Baba öldükten sonra ailenin yükü omuzlarına binen, iş ile ev arasında mekik dokur gibi hayatı işleyen Feride (Ahu Türkpençe), işyerinde birkaç kez görülen arkadaşına karşı içten içe birşeyler hissetse de kaderin cilvesidir ki annesin vesilesiyle eve gelip giden ve evin eksiğini gediğini halletmeye çalışan Gülağa'nın söz arasında yaptığı evlilik teklifine umarsızca evet cevabı verebilen bir bireyi canlandırıyor. Öyle ki yıkılmış ailevi değerlerden geriye hiçbirşey kalmayan soğuk bir evde hala zavallı ve biteviye evin ruhunu çeken annenin yanında yaşayıp kendine bile gösteremediği zahmeti ve hürmeti gösterme asilliğinde bulunan bir birey Feride.
Nurcan, kocası öldükten sonra evin idaresini üstüne alan ancak teknik olarak bu idareyi düşüncesizce Feride'nin omuzlarına bırakan, hayatı evhamlı ev kadını ve standart televizyon dizilerine adayan asosyal bir anne psikolojisine bürünen,tek dünyası alt kattaki boş ev ile üst kattaki kullandığı salondan ibaret olan yapayalnız bir anne.
Nurcan'ın Feride üzerinde olan etkisi özellikle o kadar yoğun ki akıllara annenin Feride'yi kaybetme korkusu ile onda gördüğü kendi yansımasının verdiği endişe arasında git geller yaşamasından kaynaklıyor olduğunu getiriyor. Keza aidiyet sorunu yaşadığı evde sahiplenme mücadelesi vermekten bıkan ama bunu ısrarla sürdüren ayrı bir saplantının ortasında da yer alıyor Nurcan.

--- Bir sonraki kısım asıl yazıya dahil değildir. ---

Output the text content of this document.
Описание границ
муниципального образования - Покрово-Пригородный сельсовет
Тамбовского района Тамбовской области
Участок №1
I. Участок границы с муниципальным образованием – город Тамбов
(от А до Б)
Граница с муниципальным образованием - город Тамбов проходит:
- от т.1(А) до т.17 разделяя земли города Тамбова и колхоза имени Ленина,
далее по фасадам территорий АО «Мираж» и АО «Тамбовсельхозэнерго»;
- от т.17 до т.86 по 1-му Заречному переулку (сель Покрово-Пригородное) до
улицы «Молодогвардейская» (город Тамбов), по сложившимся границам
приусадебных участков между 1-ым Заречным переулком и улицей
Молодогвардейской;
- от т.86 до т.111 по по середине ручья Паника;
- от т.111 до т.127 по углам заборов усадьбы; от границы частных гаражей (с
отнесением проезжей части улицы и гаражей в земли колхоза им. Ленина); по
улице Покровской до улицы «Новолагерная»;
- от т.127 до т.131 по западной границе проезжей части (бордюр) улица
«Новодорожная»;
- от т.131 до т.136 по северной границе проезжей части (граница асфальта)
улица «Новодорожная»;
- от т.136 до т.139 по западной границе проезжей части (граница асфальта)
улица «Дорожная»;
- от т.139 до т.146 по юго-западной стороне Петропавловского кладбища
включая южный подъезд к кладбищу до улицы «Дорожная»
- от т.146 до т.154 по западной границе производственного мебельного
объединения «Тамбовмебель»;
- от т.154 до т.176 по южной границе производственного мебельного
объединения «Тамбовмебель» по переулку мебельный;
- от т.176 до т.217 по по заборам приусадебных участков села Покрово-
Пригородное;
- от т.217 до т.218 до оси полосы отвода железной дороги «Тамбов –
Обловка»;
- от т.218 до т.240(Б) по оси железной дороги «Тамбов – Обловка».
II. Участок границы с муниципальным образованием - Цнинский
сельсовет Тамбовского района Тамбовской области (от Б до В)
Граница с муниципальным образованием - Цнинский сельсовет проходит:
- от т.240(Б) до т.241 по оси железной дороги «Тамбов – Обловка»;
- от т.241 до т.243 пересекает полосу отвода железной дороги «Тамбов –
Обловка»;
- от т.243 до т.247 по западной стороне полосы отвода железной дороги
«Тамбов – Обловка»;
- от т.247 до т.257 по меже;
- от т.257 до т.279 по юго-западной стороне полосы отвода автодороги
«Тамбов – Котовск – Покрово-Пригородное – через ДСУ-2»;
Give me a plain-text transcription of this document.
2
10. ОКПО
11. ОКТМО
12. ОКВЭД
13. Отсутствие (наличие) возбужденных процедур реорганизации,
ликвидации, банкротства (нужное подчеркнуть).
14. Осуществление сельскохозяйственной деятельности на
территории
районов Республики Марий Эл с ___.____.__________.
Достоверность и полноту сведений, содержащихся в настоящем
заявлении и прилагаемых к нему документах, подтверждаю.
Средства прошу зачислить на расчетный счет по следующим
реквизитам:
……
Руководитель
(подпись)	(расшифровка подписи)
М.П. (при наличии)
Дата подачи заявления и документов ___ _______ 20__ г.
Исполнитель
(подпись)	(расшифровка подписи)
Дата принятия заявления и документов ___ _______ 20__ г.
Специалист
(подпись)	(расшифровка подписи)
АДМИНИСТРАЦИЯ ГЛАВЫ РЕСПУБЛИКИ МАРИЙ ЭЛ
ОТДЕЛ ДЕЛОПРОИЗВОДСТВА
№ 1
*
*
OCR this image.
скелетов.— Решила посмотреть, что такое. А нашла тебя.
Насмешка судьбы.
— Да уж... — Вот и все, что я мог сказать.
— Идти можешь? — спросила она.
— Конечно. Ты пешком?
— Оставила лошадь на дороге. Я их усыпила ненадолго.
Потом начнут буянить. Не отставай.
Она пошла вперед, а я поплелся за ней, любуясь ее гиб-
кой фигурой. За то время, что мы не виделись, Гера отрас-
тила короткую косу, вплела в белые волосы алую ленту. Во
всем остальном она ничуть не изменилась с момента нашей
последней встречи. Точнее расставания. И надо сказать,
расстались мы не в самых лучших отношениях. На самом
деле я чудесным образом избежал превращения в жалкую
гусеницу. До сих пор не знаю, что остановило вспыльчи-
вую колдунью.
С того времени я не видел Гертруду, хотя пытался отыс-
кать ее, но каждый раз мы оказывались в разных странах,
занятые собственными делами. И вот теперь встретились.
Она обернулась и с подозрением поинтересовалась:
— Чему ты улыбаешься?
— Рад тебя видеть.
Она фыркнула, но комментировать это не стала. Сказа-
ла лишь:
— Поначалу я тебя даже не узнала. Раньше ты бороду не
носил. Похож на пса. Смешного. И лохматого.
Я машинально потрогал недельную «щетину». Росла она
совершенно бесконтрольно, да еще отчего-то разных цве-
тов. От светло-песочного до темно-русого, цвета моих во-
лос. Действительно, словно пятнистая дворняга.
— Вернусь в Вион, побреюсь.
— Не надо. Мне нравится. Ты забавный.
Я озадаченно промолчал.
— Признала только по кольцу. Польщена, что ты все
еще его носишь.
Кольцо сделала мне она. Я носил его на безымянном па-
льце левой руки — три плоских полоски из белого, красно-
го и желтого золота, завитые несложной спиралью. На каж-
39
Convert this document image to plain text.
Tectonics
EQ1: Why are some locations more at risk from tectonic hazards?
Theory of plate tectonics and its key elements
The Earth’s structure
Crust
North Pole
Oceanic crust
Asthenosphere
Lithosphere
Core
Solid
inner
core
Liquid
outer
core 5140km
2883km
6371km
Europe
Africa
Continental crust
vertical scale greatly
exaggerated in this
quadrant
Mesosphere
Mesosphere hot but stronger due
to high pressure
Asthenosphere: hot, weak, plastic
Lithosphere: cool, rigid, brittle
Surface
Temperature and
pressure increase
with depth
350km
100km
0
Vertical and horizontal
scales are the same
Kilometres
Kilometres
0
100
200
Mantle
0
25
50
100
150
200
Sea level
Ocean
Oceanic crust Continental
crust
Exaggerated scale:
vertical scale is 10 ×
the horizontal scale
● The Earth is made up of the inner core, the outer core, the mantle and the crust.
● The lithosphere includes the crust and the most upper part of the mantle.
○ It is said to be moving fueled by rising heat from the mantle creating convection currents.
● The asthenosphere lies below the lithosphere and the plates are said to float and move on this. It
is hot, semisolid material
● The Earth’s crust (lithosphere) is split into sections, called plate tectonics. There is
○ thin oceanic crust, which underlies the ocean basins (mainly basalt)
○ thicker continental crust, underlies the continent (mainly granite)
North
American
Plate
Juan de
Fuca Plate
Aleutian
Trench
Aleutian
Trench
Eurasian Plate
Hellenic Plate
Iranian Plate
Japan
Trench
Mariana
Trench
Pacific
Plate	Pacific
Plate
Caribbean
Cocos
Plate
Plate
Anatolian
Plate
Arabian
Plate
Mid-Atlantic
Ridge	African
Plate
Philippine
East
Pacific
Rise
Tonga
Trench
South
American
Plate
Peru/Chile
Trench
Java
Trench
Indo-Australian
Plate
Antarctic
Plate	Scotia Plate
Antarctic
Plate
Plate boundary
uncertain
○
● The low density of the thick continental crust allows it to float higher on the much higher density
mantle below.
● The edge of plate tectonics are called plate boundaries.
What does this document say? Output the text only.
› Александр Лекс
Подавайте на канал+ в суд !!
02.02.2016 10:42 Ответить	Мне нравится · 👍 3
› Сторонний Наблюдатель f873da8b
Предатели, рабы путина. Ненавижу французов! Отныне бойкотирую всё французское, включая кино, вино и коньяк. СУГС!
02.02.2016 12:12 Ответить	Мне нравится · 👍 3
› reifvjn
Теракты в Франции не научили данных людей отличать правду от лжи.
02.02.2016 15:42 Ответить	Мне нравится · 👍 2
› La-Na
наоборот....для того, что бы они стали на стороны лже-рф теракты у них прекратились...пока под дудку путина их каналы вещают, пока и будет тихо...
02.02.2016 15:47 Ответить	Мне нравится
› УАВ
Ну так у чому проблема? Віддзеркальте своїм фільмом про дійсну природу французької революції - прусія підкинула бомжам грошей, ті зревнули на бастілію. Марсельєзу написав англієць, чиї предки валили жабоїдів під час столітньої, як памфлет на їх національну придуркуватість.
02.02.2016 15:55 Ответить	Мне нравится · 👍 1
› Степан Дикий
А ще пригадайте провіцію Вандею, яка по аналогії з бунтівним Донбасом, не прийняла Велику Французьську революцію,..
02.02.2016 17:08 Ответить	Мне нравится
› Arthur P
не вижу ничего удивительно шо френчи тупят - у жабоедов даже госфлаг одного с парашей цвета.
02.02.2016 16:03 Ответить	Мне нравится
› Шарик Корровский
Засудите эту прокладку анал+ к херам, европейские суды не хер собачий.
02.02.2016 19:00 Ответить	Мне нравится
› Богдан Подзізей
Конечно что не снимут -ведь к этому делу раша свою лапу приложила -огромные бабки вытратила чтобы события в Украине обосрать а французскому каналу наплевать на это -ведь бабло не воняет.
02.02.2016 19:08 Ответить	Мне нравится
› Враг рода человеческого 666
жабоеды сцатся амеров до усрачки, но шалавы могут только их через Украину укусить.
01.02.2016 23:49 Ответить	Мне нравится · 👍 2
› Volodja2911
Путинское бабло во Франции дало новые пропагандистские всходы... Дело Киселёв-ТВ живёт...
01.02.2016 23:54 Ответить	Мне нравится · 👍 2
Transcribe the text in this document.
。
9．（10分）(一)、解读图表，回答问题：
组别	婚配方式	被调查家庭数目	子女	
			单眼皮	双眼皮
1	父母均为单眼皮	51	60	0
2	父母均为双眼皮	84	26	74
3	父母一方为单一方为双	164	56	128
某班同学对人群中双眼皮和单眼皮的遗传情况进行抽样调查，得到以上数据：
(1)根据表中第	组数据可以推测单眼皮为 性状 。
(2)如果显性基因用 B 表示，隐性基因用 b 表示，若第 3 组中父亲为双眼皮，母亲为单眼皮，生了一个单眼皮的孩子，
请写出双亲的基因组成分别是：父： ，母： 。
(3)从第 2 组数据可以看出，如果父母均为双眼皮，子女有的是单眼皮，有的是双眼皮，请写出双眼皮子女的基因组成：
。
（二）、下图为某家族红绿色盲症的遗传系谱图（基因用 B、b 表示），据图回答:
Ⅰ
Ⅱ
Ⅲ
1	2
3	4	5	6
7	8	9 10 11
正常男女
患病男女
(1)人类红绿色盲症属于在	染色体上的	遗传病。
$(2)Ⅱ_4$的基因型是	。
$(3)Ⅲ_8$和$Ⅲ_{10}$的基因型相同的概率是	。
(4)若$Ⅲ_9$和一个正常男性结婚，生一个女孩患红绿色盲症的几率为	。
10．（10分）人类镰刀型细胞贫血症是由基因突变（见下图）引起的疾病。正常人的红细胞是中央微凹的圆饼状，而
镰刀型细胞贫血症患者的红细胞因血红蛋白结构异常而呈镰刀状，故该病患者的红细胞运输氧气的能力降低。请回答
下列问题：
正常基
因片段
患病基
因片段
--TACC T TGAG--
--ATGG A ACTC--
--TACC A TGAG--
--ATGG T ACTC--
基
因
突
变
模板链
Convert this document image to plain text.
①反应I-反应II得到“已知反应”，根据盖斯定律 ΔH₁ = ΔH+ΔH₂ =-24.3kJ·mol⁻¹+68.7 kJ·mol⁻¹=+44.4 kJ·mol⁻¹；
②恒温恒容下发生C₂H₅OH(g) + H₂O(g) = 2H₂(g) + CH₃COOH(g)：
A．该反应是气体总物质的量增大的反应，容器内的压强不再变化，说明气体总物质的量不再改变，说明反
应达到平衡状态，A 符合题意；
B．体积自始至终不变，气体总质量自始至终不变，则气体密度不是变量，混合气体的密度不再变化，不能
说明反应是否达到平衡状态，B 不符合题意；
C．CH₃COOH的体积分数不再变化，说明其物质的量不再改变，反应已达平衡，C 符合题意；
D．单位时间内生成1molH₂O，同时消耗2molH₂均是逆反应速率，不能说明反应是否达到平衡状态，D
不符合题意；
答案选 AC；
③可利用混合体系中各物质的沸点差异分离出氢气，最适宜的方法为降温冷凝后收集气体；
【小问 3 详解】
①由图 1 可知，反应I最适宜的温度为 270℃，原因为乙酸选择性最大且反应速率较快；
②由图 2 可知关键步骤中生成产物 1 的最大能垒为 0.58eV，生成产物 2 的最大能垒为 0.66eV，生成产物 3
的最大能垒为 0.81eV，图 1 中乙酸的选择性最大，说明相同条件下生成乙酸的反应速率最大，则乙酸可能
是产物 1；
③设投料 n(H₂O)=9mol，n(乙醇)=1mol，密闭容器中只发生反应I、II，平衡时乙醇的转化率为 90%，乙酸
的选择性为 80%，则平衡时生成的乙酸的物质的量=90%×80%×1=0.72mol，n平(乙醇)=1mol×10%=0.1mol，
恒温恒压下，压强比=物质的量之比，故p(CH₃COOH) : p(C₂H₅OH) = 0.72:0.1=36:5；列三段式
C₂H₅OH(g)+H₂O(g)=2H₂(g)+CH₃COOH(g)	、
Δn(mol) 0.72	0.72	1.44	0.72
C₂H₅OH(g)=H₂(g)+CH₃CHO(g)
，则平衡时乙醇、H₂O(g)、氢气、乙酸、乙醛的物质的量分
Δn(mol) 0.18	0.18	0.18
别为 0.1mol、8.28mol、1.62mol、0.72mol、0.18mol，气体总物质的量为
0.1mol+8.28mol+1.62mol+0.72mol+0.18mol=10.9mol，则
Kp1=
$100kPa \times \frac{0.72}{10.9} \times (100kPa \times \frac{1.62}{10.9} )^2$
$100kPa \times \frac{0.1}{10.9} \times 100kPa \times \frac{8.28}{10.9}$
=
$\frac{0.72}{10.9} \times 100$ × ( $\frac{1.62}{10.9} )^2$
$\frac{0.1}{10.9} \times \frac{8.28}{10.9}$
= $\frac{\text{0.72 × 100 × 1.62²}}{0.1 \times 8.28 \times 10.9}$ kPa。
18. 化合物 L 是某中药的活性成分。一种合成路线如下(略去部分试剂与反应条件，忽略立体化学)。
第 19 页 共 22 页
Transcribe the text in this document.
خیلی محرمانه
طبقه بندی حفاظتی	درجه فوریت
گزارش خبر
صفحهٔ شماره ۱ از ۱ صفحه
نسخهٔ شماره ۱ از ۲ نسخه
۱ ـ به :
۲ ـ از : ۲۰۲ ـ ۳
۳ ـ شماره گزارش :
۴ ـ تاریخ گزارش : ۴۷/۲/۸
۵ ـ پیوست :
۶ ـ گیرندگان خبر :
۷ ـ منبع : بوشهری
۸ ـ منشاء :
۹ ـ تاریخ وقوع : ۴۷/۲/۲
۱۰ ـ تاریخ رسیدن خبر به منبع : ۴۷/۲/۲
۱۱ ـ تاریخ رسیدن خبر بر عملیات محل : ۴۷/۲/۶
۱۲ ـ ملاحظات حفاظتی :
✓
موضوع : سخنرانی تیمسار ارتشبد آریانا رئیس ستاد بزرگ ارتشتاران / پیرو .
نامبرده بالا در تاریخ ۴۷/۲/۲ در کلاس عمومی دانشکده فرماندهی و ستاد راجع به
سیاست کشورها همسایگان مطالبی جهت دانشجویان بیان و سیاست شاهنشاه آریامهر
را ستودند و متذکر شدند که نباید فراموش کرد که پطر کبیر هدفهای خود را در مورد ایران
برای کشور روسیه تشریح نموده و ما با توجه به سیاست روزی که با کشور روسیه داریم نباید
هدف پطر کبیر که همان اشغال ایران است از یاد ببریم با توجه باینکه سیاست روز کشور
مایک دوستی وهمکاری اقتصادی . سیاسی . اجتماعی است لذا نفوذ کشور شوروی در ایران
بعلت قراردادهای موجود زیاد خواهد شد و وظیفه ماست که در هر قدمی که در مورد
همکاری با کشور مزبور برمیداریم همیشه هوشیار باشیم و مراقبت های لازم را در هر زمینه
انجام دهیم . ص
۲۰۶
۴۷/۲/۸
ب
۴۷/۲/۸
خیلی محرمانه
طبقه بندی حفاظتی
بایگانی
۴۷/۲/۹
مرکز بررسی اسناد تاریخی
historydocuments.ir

Ailenin tek erkek evladı ve hepsinin dayanmak istediği tek güç olan İlker ise babasının yokluğuna saklandığı köşelerden ara sıra çıkıp görünen ve kaybolan, kendini dışavurduğu madde bağımlılığı ve en yakın arkadaşı Halil'in evinde onun annesine mutfakta tecavüz etmesi İlker'in içindeki o hırçınlığı ve birikmiş öfkeyi en sert biçimde açığa çıkarıyor. Tabi Halil'in annesinin İlker'in ara sıra Halil yokken eve gelip onunla ilişki yaşamasına izin vermesi de bir başka yalnız bir kadının kendi kabuğunda işlediği günahı kendinden yaşça küçük bir çocuğa primlendirmesine de izin veriyor.
Küçük kız çocuğu Özge ise evin en sessiz ve derinden ilerleyen bireyi olarak olayları sanki dışardan inceliyormuş gibi aslında içerden net şekilde kaydeden ve ihtiyacı olan anne faktörünü sevmeye çalışan ama her defasında ona olan nefretini annesinin eski fotoğraflarını alıp gözlerini makasla çıkartmasıyla gösteren bir oyuncak bebek adeta.
Köksüz, adından da anlaşılacağı üzere bir yere ait olmayan karakterler üzerinde dolanan , toplumdaki bireysel yalnızlaşma ve yozlaşmanın güzel örneklerinden biri. Final sahnesinin yarattığı ters köşe o kadar samimi ilerliyor ki Feride'yi elleri kınalı ağlarken oynadığı sahnede,bir Türk geleneği misali hem ağlarım hem giderim derken gittiği ölüm, oynadığı her anın intiharını metaforikleştirse de en gerçekçi karşılığını onu böyle görmeye dayanamayan annenin kalkıp bir hışım eve gidip bir sürü hapı içtikten sonra gelip kızını, konuşamadıklarıyla uğurladığı bir başka ölüm seremonisi ile kapanıyor.